Specialty Chemicals poised to create value in India

Specialty chemicals, which comprise low volume, high value chemicals with specific applications, constitute
a significant part of the Indian chemical industry. With increasing need for value added high performance
products, growth in demand is expected for specialty chemicals that add such functionalities to products. At
the same time, the shift of manufacturing to the East and India’s export competitiveness is expected to
strengthen India’s position as a manufacturing hub for specialty chemicals. A glimpse of India’s emergence
as a major export hub is already seen in segments such as agrochemicals and colorants, in which a significant
part of India’s production is exported.

The specialty chemicalsspace can be viewed as an amalgamation of parts – multiple segments having unique
characteristics and correspondingly witnessing different industry dynamics. The definition of specialty
chemicals varies widely across the industry, but generic specialty chemicals are which are used in low
quantities (not in bulk) and are targeted towards specific end-use applications. From a financial perspective,
a more tangible metric to distinguish between specialty and bulk chemicals is the EBITDA (Earnings Before
Interest, Taxes, Depreciation and Amortization) margin of the business.

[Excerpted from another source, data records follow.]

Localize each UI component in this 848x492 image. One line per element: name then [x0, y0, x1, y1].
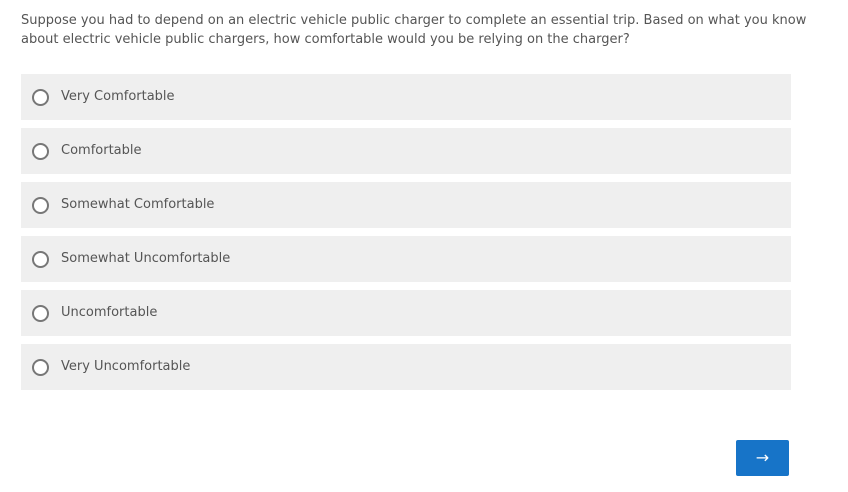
- question-text: Suppose you had to depend on an electric…: [21, 13, 807, 47]
- option-label: Uncomfortable: [61, 305, 158, 320]
- option-label: Comfortable: [61, 143, 142, 158]
- radio-button-icon[interactable]: [32, 197, 49, 214]
- option-comfortable[interactable]: Comfortable: [21, 128, 791, 174]
- answer-options: Very Comfortable Comfortable Somewhat Co…: [21, 74, 791, 398]
- radio-button-icon[interactable]: [32, 305, 49, 322]
- next-button[interactable]: →: [736, 440, 789, 476]
- option-label: Very Uncomfortable: [61, 359, 191, 374]
- option-label: Somewhat Uncomfortable: [61, 251, 231, 266]
- radio-button-icon[interactable]: [32, 143, 49, 160]
- arrow-right-icon: →: [755, 448, 770, 467]
- radio-button-icon[interactable]: [32, 251, 49, 268]
- survey-page: Suppose you had to depend on an electric…: [0, 0, 848, 492]
- option-label: Very Comfortable: [61, 89, 175, 104]
- radio-button-icon[interactable]: [32, 359, 49, 376]
- radio-button-icon[interactable]: [32, 89, 49, 106]
- option-somewhat-comfortable[interactable]: Somewhat Comfortable: [21, 182, 791, 228]
- option-very-uncomfortable[interactable]: Very Uncomfortable: [21, 344, 791, 390]
- option-very-comfortable[interactable]: Very Comfortable: [21, 74, 791, 120]
- option-label: Somewhat Comfortable: [61, 197, 215, 212]
- option-uncomfortable[interactable]: Uncomfortable: [21, 290, 791, 336]
- option-somewhat-uncomfortable[interactable]: Somewhat Uncomfortable: [21, 236, 791, 282]
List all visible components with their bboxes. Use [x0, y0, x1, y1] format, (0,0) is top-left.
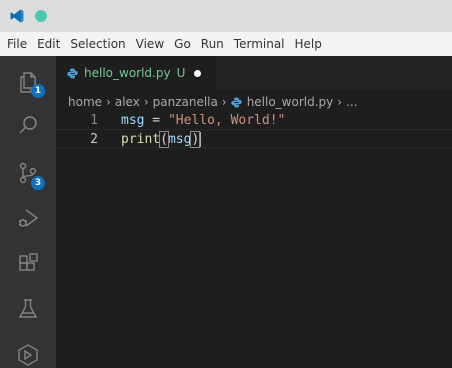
token-variable: msg: [121, 113, 145, 128]
menu-run[interactable]: Run: [201, 37, 224, 51]
breadcrumb-panzanella[interactable]: panzanella: [153, 95, 218, 109]
unsaved-dot-icon[interactable]: [194, 69, 202, 77]
activity-bar: 1 3: [0, 56, 56, 368]
run-debug-button[interactable]: [0, 196, 56, 240]
source-control-badge: 3: [31, 176, 45, 190]
extensions-button[interactable]: [0, 242, 56, 286]
remote-button[interactable]: [0, 333, 56, 368]
explorer-button[interactable]: 1: [0, 60, 56, 104]
menu-help[interactable]: Help: [295, 37, 322, 51]
chevron-right-icon: ›: [337, 95, 343, 109]
line-number: 1: [90, 113, 98, 128]
code-line-current: 2 print(msg): [56, 129, 452, 148]
run-debug-icon: [19, 209, 39, 227]
menu-go[interactable]: Go: [174, 37, 191, 51]
breadcrumb-home[interactable]: home: [68, 95, 102, 109]
vscode-logo-icon: [10, 9, 24, 23]
tabs-bar: hello_world.py U: [56, 56, 452, 90]
tab-hello-world[interactable]: hello_world.py U: [56, 56, 216, 90]
search-button[interactable]: [0, 104, 56, 148]
window-control-button[interactable]: [35, 10, 47, 22]
breadcrumb-alex[interactable]: alex: [115, 95, 140, 109]
code-line: 1 msg = "Hello, World!": [56, 111, 452, 130]
chevron-right-icon: ›: [106, 95, 111, 109]
text-cursor: [199, 132, 202, 147]
code-text: print(msg): [121, 130, 202, 149]
breadcrumb-file[interactable]: hello_world.py: [247, 95, 334, 109]
breadcrumb: home › alex › panzanella › hello_world.p…: [68, 93, 358, 111]
title-bar: [0, 0, 452, 32]
testing-button[interactable]: [0, 287, 56, 331]
tab-filename: hello_world.py: [84, 66, 171, 80]
token-paren-open: (: [159, 131, 169, 148]
python-file-icon: [67, 68, 78, 78]
breadcrumb-symbols[interactable]: ...: [346, 95, 357, 109]
line-number: 2: [90, 132, 98, 147]
source-control-button[interactable]: 3: [0, 151, 56, 195]
token-paren-close: ): [190, 131, 201, 148]
menu-view[interactable]: View: [136, 37, 164, 51]
code-text: msg = "Hello, World!": [121, 111, 285, 130]
token-operator: =: [144, 113, 168, 128]
remote-icon: [18, 344, 38, 366]
menu-terminal[interactable]: Terminal: [234, 37, 285, 51]
menu-file[interactable]: File: [7, 37, 27, 51]
menu-selection[interactable]: Selection: [70, 37, 125, 51]
untracked-status: U: [176, 66, 186, 80]
extensions-icon: [19, 253, 38, 271]
explorer-badge: 1: [31, 84, 45, 98]
token-argument: msg: [167, 132, 192, 147]
testing-icon: [18, 299, 38, 318]
search-icon: [19, 116, 37, 134]
python-file-icon: [230, 97, 242, 107]
code-editor[interactable]: 1 msg = "Hello, World!" 2 print(msg): [56, 111, 452, 368]
token-string: "Hello, World!": [167, 113, 286, 128]
chevron-right-icon: ›: [143, 95, 149, 109]
menu-bar: File Edit Selection View Go Run Terminal…: [0, 32, 452, 56]
menu-edit[interactable]: Edit: [37, 37, 60, 51]
chevron-right-icon: ›: [221, 95, 227, 109]
token-function: print: [121, 132, 161, 147]
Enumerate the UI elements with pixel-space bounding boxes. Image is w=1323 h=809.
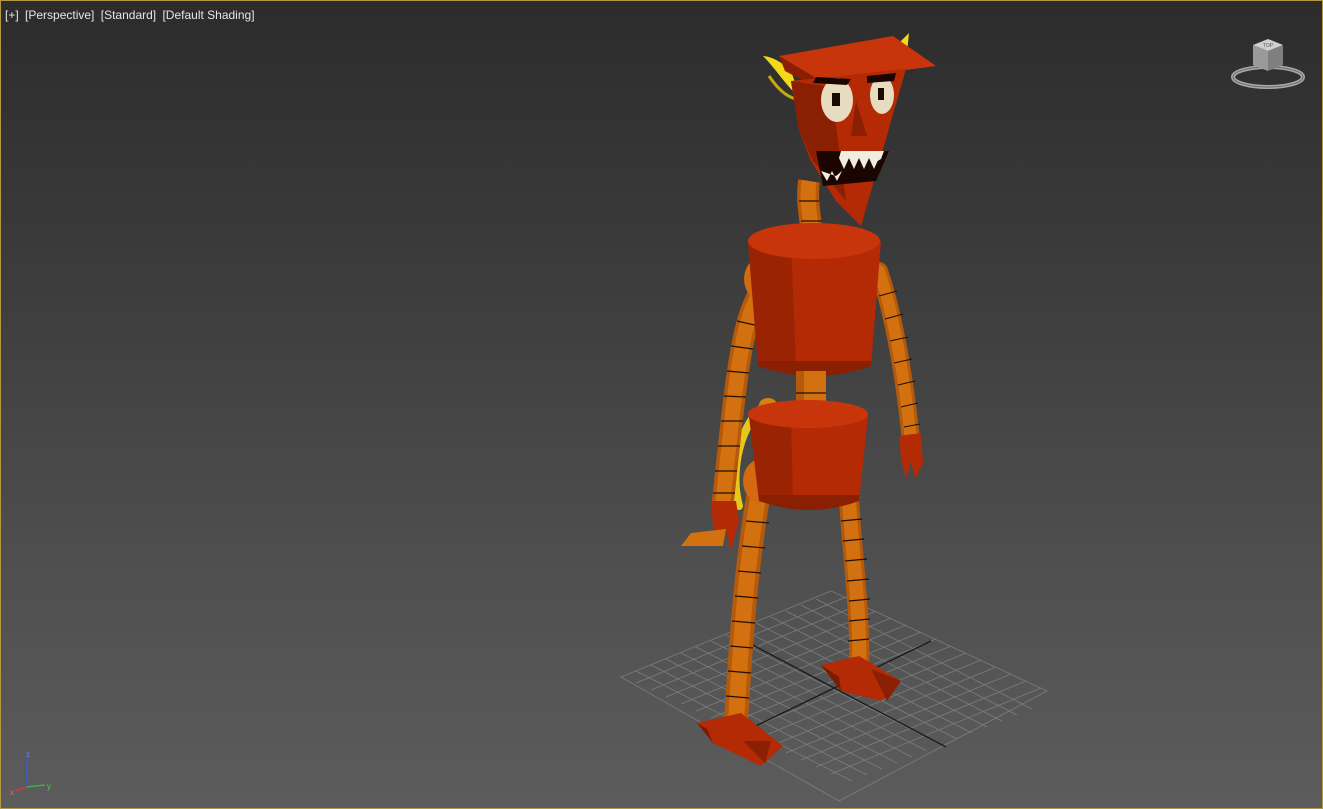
viewcube-icon[interactable]: TOP — [1229, 35, 1307, 95]
robot-head — [763, 33, 936, 226]
robot-upper-torso — [748, 223, 881, 376]
scene-render[interactable] — [1, 1, 1323, 809]
viewcube-face-label: TOP — [1263, 43, 1274, 49]
robot-lower-torso — [748, 400, 868, 510]
home-grid — [620, 590, 1048, 802]
axis-x-label: x — [10, 788, 14, 797]
robot-right-arm — [870, 262, 923, 479]
axis-y-label: y — [47, 782, 51, 791]
perspective-viewport[interactable]: [+] [Perspective] [Standard] [Default Sh… — [0, 0, 1323, 809]
axis-tripod-icon: z x y — [10, 750, 51, 797]
axis-z-label: z — [26, 750, 30, 759]
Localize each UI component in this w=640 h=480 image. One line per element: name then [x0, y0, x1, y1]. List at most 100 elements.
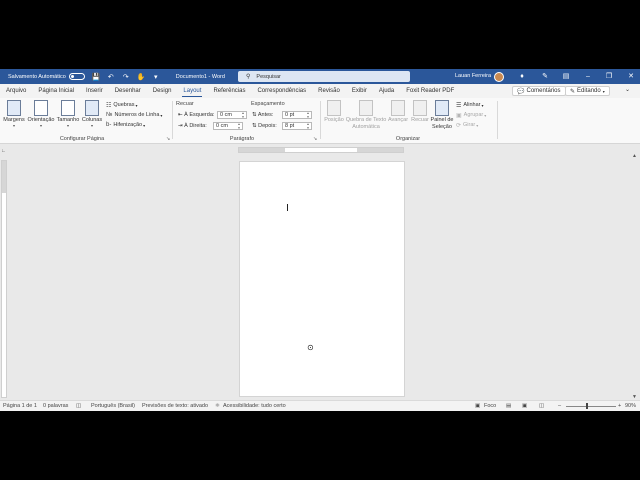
breaks-button[interactable]: ☷ Quebras ▾ — [106, 101, 138, 109]
restore-icon[interactable]: ❐ — [604, 69, 614, 84]
tab-foxit-reader-pdf[interactable]: Foxit Reader PDF — [400, 84, 460, 98]
hyphenation-button[interactable]: b‑ Hifenização ▾ — [106, 121, 145, 129]
vertical-ruler[interactable] — [1, 160, 7, 398]
comments-label: Comentários — [526, 88, 561, 94]
read-mode-icon[interactable]: ▤ — [506, 401, 511, 411]
rotate-label: Girar — [463, 122, 476, 128]
horizontal-ruler[interactable] — [238, 147, 404, 153]
align-icon: ☰ — [456, 102, 462, 109]
bring-forward-button[interactable]: Avançar — [387, 100, 409, 123]
tab-revisao[interactable]: Revisão — [312, 84, 346, 98]
accessibility-icon: ⚛ — [215, 403, 220, 409]
undo-icon[interactable]: ↶ — [107, 73, 115, 81]
size-button[interactable]: Tamanho ▾ — [56, 100, 80, 128]
scroll-up-icon[interactable]: ▲ — [632, 153, 637, 159]
vertical-scrollbar[interactable]: ▲ ▼ — [632, 153, 639, 400]
tab-referencias[interactable]: Referências — [207, 84, 251, 98]
title-bar: Salvamento Automático 💾 ↶ ↷ ✋ ▾ Document… — [0, 69, 640, 84]
dialog-launcher-icon[interactable]: ↘ — [166, 136, 170, 142]
breaks-icon: ☷ — [106, 102, 112, 109]
document-title: Documento1 - Word — [175, 73, 225, 80]
ribbon-display-icon[interactable]: ▤ — [561, 69, 571, 84]
web-layout-icon[interactable]: ◫ — [539, 401, 544, 411]
zoom-out-icon[interactable]: – — [558, 401, 561, 411]
tab-layout[interactable]: Layout — [177, 84, 207, 98]
spacing-title: Espaçamento — [251, 101, 285, 107]
proofing-icon[interactable]: ◫ — [76, 401, 81, 411]
selection-pane-icon — [435, 100, 449, 116]
zoom-slider[interactable] — [566, 406, 616, 407]
spacing-after-field[interactable]: 8 pt — [282, 122, 312, 130]
indent-left-icon: ⇤ — [178, 112, 183, 118]
zoom-slider-thumb[interactable] — [586, 403, 588, 409]
redo-icon[interactable]: ↷ — [122, 73, 130, 81]
spacing-before-field[interactable]: 0 pt — [282, 111, 312, 119]
print-layout-icon[interactable]: ▣ — [522, 401, 527, 411]
margins-icon — [7, 100, 21, 116]
chevron-down-icon: ▾ — [160, 112, 163, 118]
pen-icon[interactable]: ✎ — [540, 69, 550, 84]
search-input[interactable]: ⚲ Pesquisar — [238, 71, 410, 82]
margins-button[interactable]: Margens ▾ — [3, 100, 25, 128]
spacing-before-icon: ⇅ — [252, 112, 257, 118]
word-count[interactable]: 0 palavras — [43, 401, 68, 411]
save-icon[interactable]: 💾 — [92, 73, 101, 81]
chevron-down-icon: ▾ — [90, 123, 93, 128]
tab-desenhar[interactable]: Desenhar — [109, 84, 147, 98]
comments-button[interactable]: 💬 Comentários — [512, 86, 566, 96]
columns-button[interactable]: Colunas ▾ — [81, 100, 103, 128]
accessibility-status[interactable]: Acessibilidade: tudo certo — [223, 401, 286, 411]
tab-exibir[interactable]: Exibir — [346, 84, 373, 98]
comment-icon: 💬 — [517, 88, 525, 95]
tab-inserir[interactable]: Inserir — [80, 84, 109, 98]
focus-button[interactable]: Foco — [484, 401, 496, 411]
chevron-down-icon: ▾ — [484, 112, 487, 118]
ruler-toggle-icon[interactable]: ∟ — [1, 148, 6, 154]
tab-arquivo[interactable]: Arquivo — [0, 84, 32, 98]
spacing-before-label: ⇅ Antes: — [252, 112, 274, 118]
wrap-text-button[interactable]: Quebra de Texto Automática — [345, 100, 387, 130]
tab-ajuda[interactable]: Ajuda — [373, 84, 400, 98]
minimize-icon[interactable]: – — [583, 69, 593, 84]
zoom-level[interactable]: 90% — [625, 401, 636, 411]
status-bar: Página 1 de 1 0 palavras ◫ Português (Br… — [0, 400, 640, 411]
line-numbers-button[interactable]: № Números de Linha ▾ — [106, 111, 162, 119]
touch-mode-icon[interactable]: ✋ — [137, 73, 146, 81]
align-button[interactable]: ☰ Alinhar ▾ — [456, 101, 484, 109]
group-divider — [497, 101, 498, 139]
dialog-launcher-icon[interactable]: ↘ — [313, 136, 317, 142]
indent-title: Recuar — [176, 101, 194, 107]
close-icon[interactable]: ✕ — [626, 69, 636, 84]
send-backward-icon — [413, 100, 427, 116]
send-backward-button[interactable]: Recuar — [409, 100, 431, 123]
language-status[interactable]: Português (Brasil) — [91, 401, 135, 411]
autosave-toggle[interactable] — [68, 73, 85, 80]
ruler-left-margin — [239, 148, 285, 152]
indent-left-field[interactable]: 0 cm — [217, 111, 247, 119]
indent-right-field[interactable]: 0 cm — [213, 122, 243, 130]
rewards-icon[interactable]: ♦ — [517, 69, 527, 84]
avatar[interactable] — [494, 72, 504, 82]
line-numbers-icon: № — [106, 112, 113, 118]
tab-design[interactable]: Design — [147, 84, 178, 98]
user-name[interactable]: Lauan Ferreira — [455, 69, 491, 84]
rotate-button[interactable]: ⟳ Girar ▾ — [456, 121, 478, 129]
document-page[interactable] — [239, 161, 405, 397]
editing-mode-button[interactable]: ✎ Editando ▾ — [565, 86, 610, 96]
spacing-after-label: ⇅ Depois: — [252, 123, 277, 129]
chevron-down-icon[interactable]: ⌄ — [625, 86, 630, 93]
zoom-in-icon[interactable]: + — [618, 401, 621, 411]
tab-correspondencias[interactable]: Correspondências — [251, 84, 312, 98]
page-setup-group-label: Configurar Página — [59, 136, 105, 142]
text-predictions-status[interactable]: Previsões de texto: ativado — [142, 401, 208, 411]
page-count[interactable]: Página 1 de 1 — [3, 401, 37, 411]
group-button[interactable]: ▣ Agrupar ▾ — [456, 111, 486, 119]
indent-right-icon: ⇥ — [178, 123, 183, 129]
chevron-down-icon: ▾ — [143, 122, 146, 128]
selection-pane-button[interactable]: Painel de Seleção — [430, 100, 454, 130]
tab-pagina-inicial[interactable]: Página Inicial — [32, 84, 80, 98]
customize-quick-access-icon[interactable]: ▾ — [152, 73, 160, 81]
position-button[interactable]: Posição — [323, 100, 345, 123]
bring-forward-icon — [391, 100, 405, 116]
orientation-button[interactable]: Orientação ▾ — [27, 100, 55, 128]
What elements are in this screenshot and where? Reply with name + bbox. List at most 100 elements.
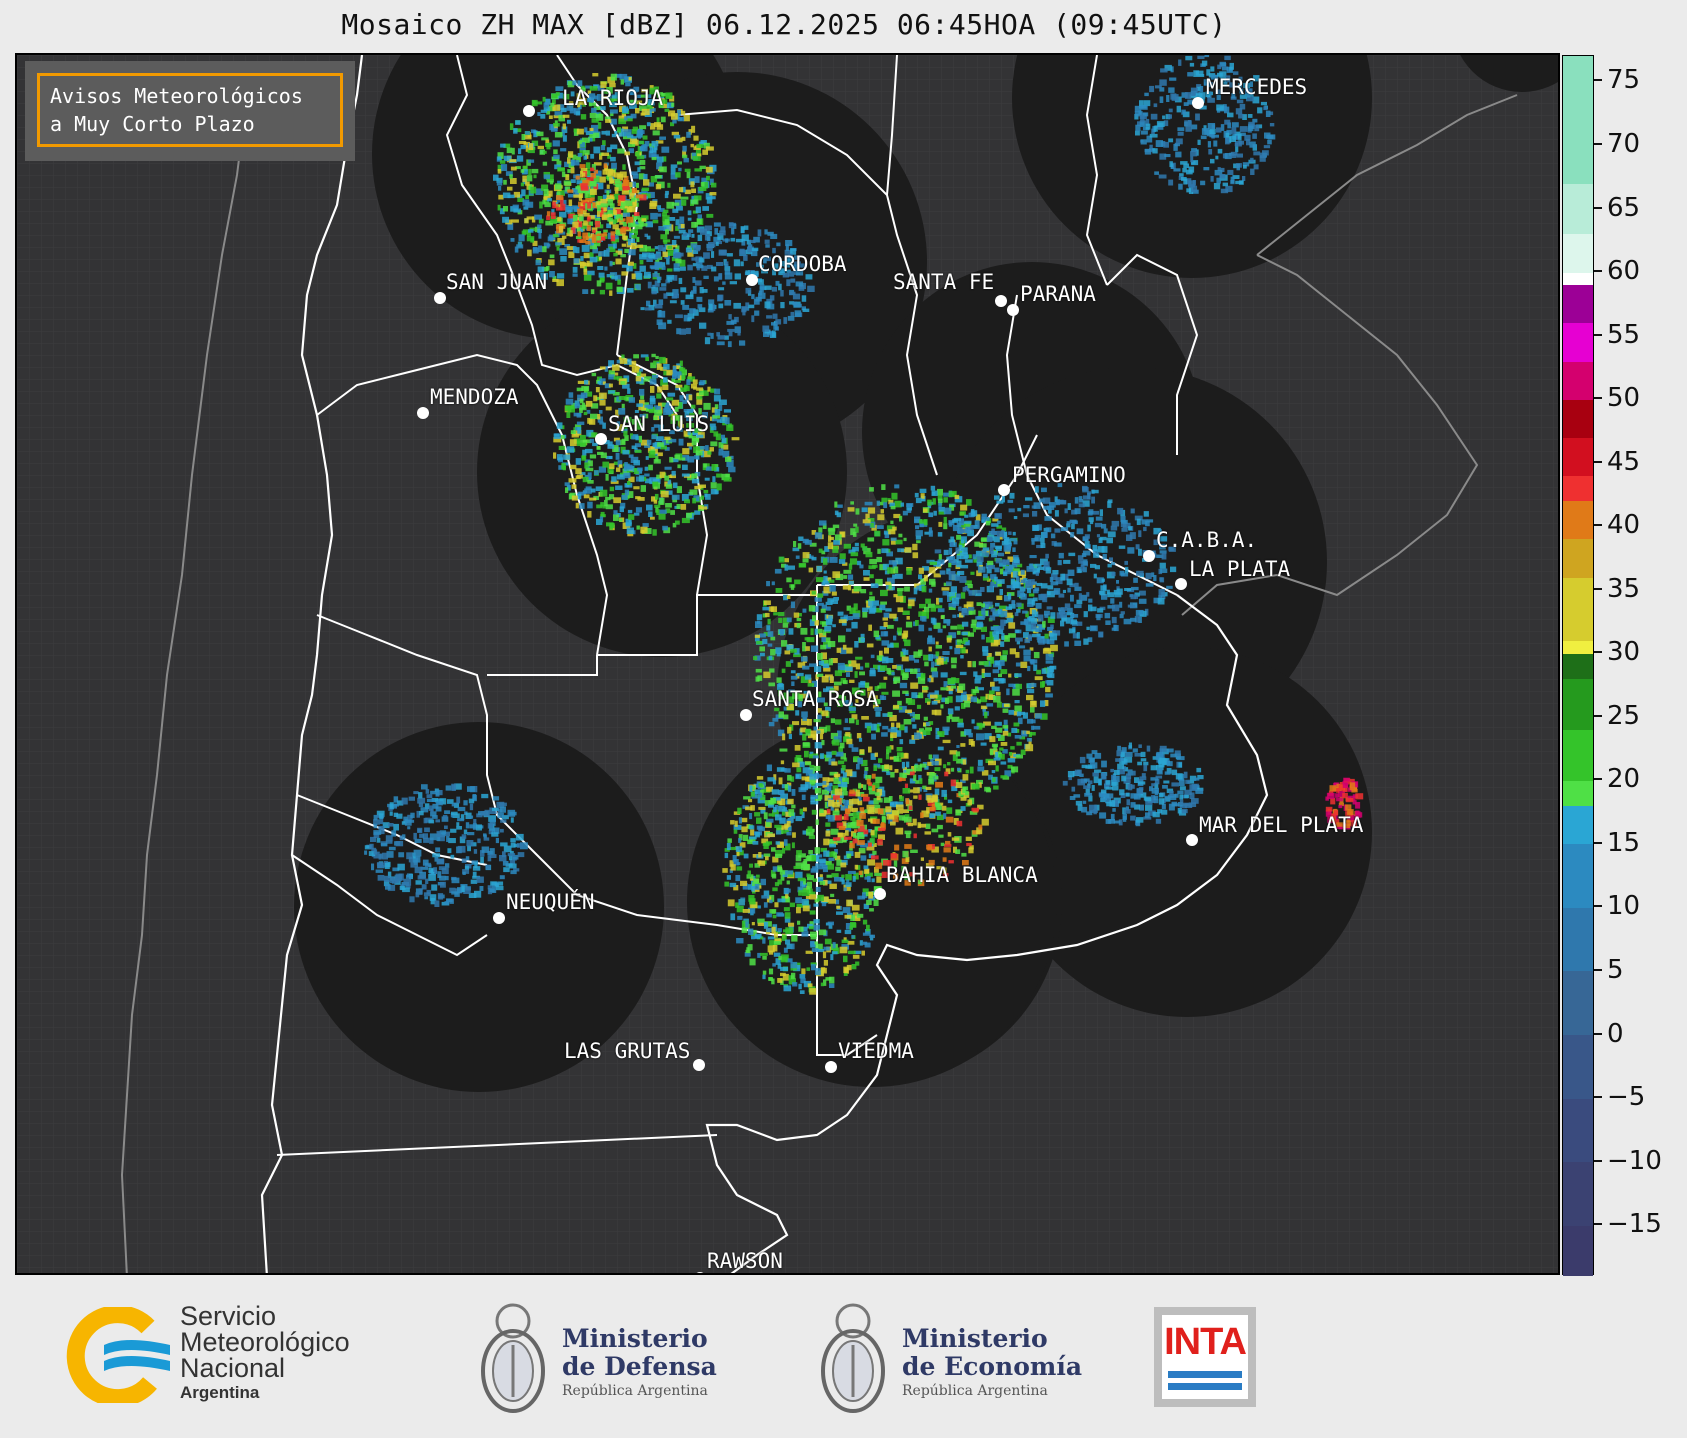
colorbar-band-0 <box>1563 1225 1593 1277</box>
colorbar-band-13 <box>1563 577 1593 642</box>
colorbar-band-7 <box>1563 805 1593 845</box>
city-label-santa-fe: SANTA FE <box>893 270 995 294</box>
city-marker-mar-del-plata <box>1186 834 1198 846</box>
colorbar-tick-mark <box>1594 1032 1602 1035</box>
colorbar-tick-label: 50 <box>1607 383 1641 414</box>
defensa-line1: Ministerio <box>562 1324 708 1353</box>
colorbar-tick-mark <box>1594 270 1602 273</box>
colorbar-band-23 <box>1563 233 1593 273</box>
city-label-mercedes: MERCEDES <box>1206 75 1308 99</box>
colorbar-band-5 <box>1563 907 1593 972</box>
colorbar-band-8 <box>1563 780 1593 807</box>
notice-frame: Avisos Meteorológicos a Muy Corto Plazo <box>37 73 343 147</box>
notice-line1: Avisos Meteorológicos <box>50 84 303 108</box>
colorbar-tick-mark <box>1594 969 1602 971</box>
colorbar-band-18 <box>1563 399 1593 438</box>
city-label-caba: C.A.B.A. <box>1156 528 1258 552</box>
economia-seal-icon <box>821 1303 885 1413</box>
colorbar-tick-label: 30 <box>1607 637 1641 668</box>
city-label-la-rioja: LA RIOJA <box>562 86 664 110</box>
city-label-neuquen: NEUQUÉN <box>506 890 595 914</box>
city-label-parana: PARANA <box>1020 282 1096 306</box>
city-marker-neuquen <box>493 912 505 924</box>
colorbar-tick-label: 60 <box>1607 256 1641 287</box>
city-marker-san-luis <box>595 433 607 445</box>
colorbar-band-21 <box>1563 284 1593 324</box>
colorbar-tick-mark <box>1594 778 1602 781</box>
city-label-san-juan: SAN JUAN <box>446 270 548 294</box>
colorbar-tick-mark <box>1594 1096 1602 1099</box>
colorbar-band-14 <box>1563 538 1593 578</box>
colorbar-band-16 <box>1563 475 1593 502</box>
colorbar-tick-label: −5 <box>1607 1082 1646 1113</box>
colorbar-band-4 <box>1563 971 1593 1036</box>
colorbar-band-24 <box>1563 183 1593 235</box>
colorbar-band-20 <box>1563 322 1593 362</box>
colorbar-tick-mark <box>1594 206 1602 209</box>
city-marker-cordoba <box>746 274 758 286</box>
inta-stripe-2 <box>1168 1383 1242 1390</box>
colorbar-band-17 <box>1563 437 1593 476</box>
city-label-mar-del-plata: MAR DEL PLATA <box>1199 813 1364 837</box>
notice-line2: a Muy Corto Plazo <box>50 112 255 136</box>
colorbar-tick-label: 20 <box>1607 764 1641 795</box>
colorbar-band-11 <box>1563 653 1593 680</box>
economia-line2: de Economía <box>902 1352 1083 1381</box>
colorbar-tick-label: 0 <box>1607 1018 1624 1049</box>
city-marker-santa-fe <box>995 295 1007 307</box>
colorbar-tick-mark <box>1594 587 1602 590</box>
inta-logo: INTA <box>1154 1307 1256 1407</box>
colorbar-tick-label: 40 <box>1607 510 1641 541</box>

Specialty chemicals, by virtue of being high value, specialized products command higher margins than most
bulk products. Globally, specialty chemicals are driven by extensive product R&D and innovation, which is a
significant differentiator over the commoditized bulk chemical industry. However, in the Indian context, this
line of demarcation is almost non-existent due to the genericized nature of the specialty industry. This also
leads to a visible difference in margin structure of global and Indian specialty chemical companies.

Specialty chemicals can be sub-divided based on end-user driven segments, still few categories are used
across several end-user segments for similar applications. The chemical group can be broken down into a
mix of end-use driven segments (agrochemicals, personal care ingredients, polymer additives, water
chemicals, textile chemicals, construction chemicals) and application-driven segments (surfactants, flavours
and fragrances, dyes and pigments). These are the largest constituents of the specialty chemicals industry
and cumulatively constitute over 80% of the specialty chemicals universe.

Segments within specialty chemicals vary in attractiveness and witness varying levels of competitive
intensity, margin profiles, defensibility against raw material cost movements, and growth (including growth
of the end-user segment in many cases). The nine segments cumulatively constitute a market of USD 18.8
bn in India and are expected to grow at 12% p.a. to reach USD 33.2 bn by 2019. The largest segments are
agrochemicals and dyes and pigments; expected to grow at 11–12% p.a. Water treatment and construction
chemicals, are expected to be the fastest growing segments with expected growth rate of 15% p.a. over

Market growth drivers: Domestic Demand and export opportunities

The growth for specialty chemicals is driven by both domestic consumption and exports. Specialty chemicals
finding applications across consumer (eg. personal care chemicals), industrial (eg. water chemicals) and
infrastructure (eg. construction chemicals) segments are driven by the overall growth of the Indian economy.
Agrochemical growth has a strong linkage to the growth of the rural economy.

In certain segments (such as agrochemicals, dyes and pigments, flavours and fragrances), a significant
proportion of production in India is exported. Exports are growing rapidly as India is becoming an important
manufacturing hub for such chemicals. Tightening environmental norms in developed countries and the
slowdown of China are contributing to the growth of exports. The recently launched “Make in India”
campaign is also expected to add impetus to the emergence of India as a manufacturing hub for the
chemicals industry in the medium term.

Key Success Factors

Low cost labour and raw material availability have been the advantages enjoyed by Indian manufacturing
companies traditionally. Increasingly, though, specialty chemicals companies are focusing beyond these
traditional cost advantages. In agrochemicals, for instance, the focus is largely on branding and distribution.
Product development capabilities have become increasingly important across segments and account for the
difference between top and bottom performers. Surfactants and dyes are areas where scale and operational
efficiency are still the success factors, as these segments correspondingly have lower margins.